Comcast Spotlight likes to brag that it has more interconnects than any single network has owned-and-operated stations. And it's taking aim squarely at those advertisers that want a group-wide buy. Getting national advertisers to realize that cable spot exists is frustrating. "It's just opening the eyes of the national-spot advertisers that we are a legitimate national player now," Thurston says.
Of course, the Television Bureau of Advertising, which supports broadcast advertising, regards cable as the archenemy. The TVB makes the argument that for advertisers interconnects are cumbersome and rife with complicated billing issues and that individual cable programs reach minuscule audiences compared to broadcast TV. And the TVB contends that cable is an also-ran when it comes to political advertising, and, so far in this political season, that has been true.
Thurston demurs, saying that in Comcast's interconnect markets there is in place a better traffic system, electronic billing and a single-rate card, so that "it's easier to clear most of the cable share points through one [cable] sales organization now than it is on the broadcast side."
Cable's political-season advertising shortfall is tough to take, especially because Comcast's major-market interconnects can target and segment their markets with customized sub-DMA political messages.

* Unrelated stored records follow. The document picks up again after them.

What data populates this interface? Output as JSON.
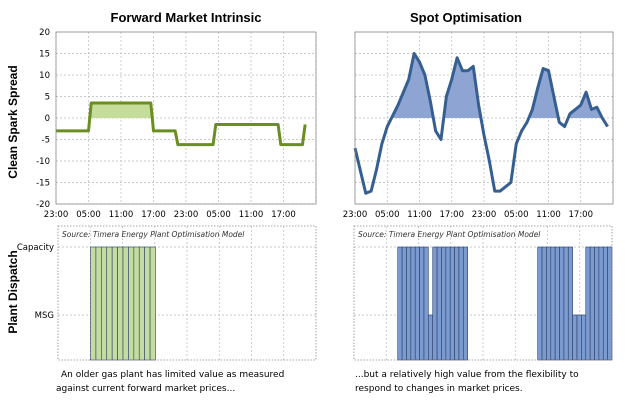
{
  "titles": {
    "left": "Forward Market Intrinsic",
    "right": "Spot Optimisation"
  },
  "axis_labels": {
    "top": "Clean Spark Spread",
    "bottom": "Plant Dispatch"
  },
  "source_note": "Source: Timera Energy Plant Optimisation Model",
  "captions": {
    "left": [
      "An older gas plant has limited value as measured",
      "against current forward market prices..."
    ],
    "right": [
      "...but a relatively high value from the flexibility to",
      "respond to changes in market prices."
    ]
  },
  "colors": {
    "forward_line": "#6b8e23",
    "forward_fill": "#c6dc9a",
    "spot_line": "#365f91",
    "spot_fill": "#8ea4d2",
    "dispatch_fill_green": "#c4dca0",
    "dispatch_fill_blue": "#7b9ad0"
  },
  "chart_data": [
    {
      "type": "line",
      "title": "Forward Market Intrinsic",
      "ylabel": "Clean Spark Spread",
      "ylim": [
        -20,
        20
      ],
      "yticks": [
        -20,
        -15,
        -10,
        -5,
        0,
        5,
        10,
        15,
        20
      ],
      "xlim": [
        0,
        48
      ],
      "xticks": [
        0,
        6,
        12,
        18,
        24,
        30,
        36,
        42
      ],
      "xtick_labels": [
        "23:00",
        "05:00",
        "11:00",
        "17:00",
        "23:00",
        "05:00",
        "11:00",
        "17:00"
      ],
      "grid": true,
      "series": [
        {
          "x": [
            0,
            6,
            6.5,
            17.5,
            18,
            22,
            22.5,
            29,
            29.5,
            41,
            41.5,
            45.5,
            46
          ],
          "y": [
            -3,
            -3,
            3.5,
            3.5,
            -3,
            -3,
            -6.2,
            -6.2,
            -1.5,
            -1.5,
            -6.2,
            -6.2,
            -1.5
          ]
        }
      ]
    },
    {
      "type": "line",
      "title": "Spot Optimisation",
      "ylim": [
        -20,
        20
      ],
      "xlim": [
        0,
        48
      ],
      "xticks": [
        0,
        6,
        12,
        18,
        24,
        30,
        36,
        42
      ],
      "xtick_labels": [
        "23:00",
        "05:00",
        "11:00",
        "17:00",
        "23:00",
        "05:00",
        "11:00",
        "17:00"
      ],
      "grid": true,
      "series": [
        {
          "x": [
            0,
            2,
            3,
            4,
            5,
            6,
            7,
            8,
            9,
            10,
            11,
            12,
            13,
            14,
            15,
            16,
            17,
            18,
            19,
            20,
            21,
            22,
            23,
            24,
            25,
            26,
            27,
            28,
            29,
            30,
            31,
            32,
            33,
            34,
            35,
            36,
            37,
            38,
            39,
            40,
            41,
            42,
            43,
            44,
            45,
            46,
            47
          ],
          "y": [
            -7,
            -17.5,
            -17,
            -12,
            -6,
            -2,
            0.5,
            3,
            6,
            9,
            15,
            13,
            10,
            4,
            -3,
            -5,
            5,
            9,
            14,
            11,
            11,
            12,
            3,
            -4,
            -10,
            -17,
            -17,
            -16,
            -15,
            -6,
            -3,
            -1,
            2,
            7,
            11.5,
            11,
            5,
            -1,
            -2,
            1,
            2,
            3,
            6,
            2,
            2.5,
            0,
            -2
          ]
        }
      ]
    },
    {
      "type": "bar",
      "title": "Plant Dispatch",
      "yticks": [
        "Capacity",
        "MSG"
      ],
      "source": "Source: Timera Energy Plant Optimisation Model",
      "dispatch_level_left": [
        0,
        0,
        0,
        0,
        0,
        0,
        1,
        1,
        1,
        1,
        1,
        1,
        1,
        1,
        1,
        1,
        1,
        1,
        0,
        0,
        0,
        0,
        0,
        0,
        0,
        0,
        0,
        0,
        0,
        0,
        0,
        0,
        0,
        0,
        0,
        0,
        0,
        0,
        0,
        0,
        0,
        0,
        0,
        0,
        0,
        0,
        0,
        0
      ],
      "dispatch_level_right": [
        0,
        0,
        0,
        0,
        0,
        0,
        0,
        0,
        0,
        0,
        1,
        1,
        1,
        1,
        1,
        1,
        1,
        0.4,
        1,
        1,
        1,
        1,
        1,
        1,
        1,
        1,
        0,
        0,
        0,
        0,
        0,
        0,
        0,
        0,
        0,
        0,
        0,
        0,
        0,
        0,
        0,
        0,
        1,
        1,
        1,
        1,
        1,
        1,
        1,
        1,
        0.4,
        0.4,
        0.4,
        1,
        1,
        1,
        1,
        1,
        1
      ]
    }
  ]
}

The problem, Thurston says, is that presidential-campaign politicos only make their ad buys once every four years and they just don't understand cable's present-day realities and capabilities: "It's an educational process," he says. "It's getting political decision makers past their vision of cable from 1988 and moving them into the year 2004. They really need to look at the ability of cable to target by network within a market or by geography, either by buying individual zones or by using Adtag and Adcopy to buy the whole market and target messages by neighborhood." He has got a couple more months to get that message across.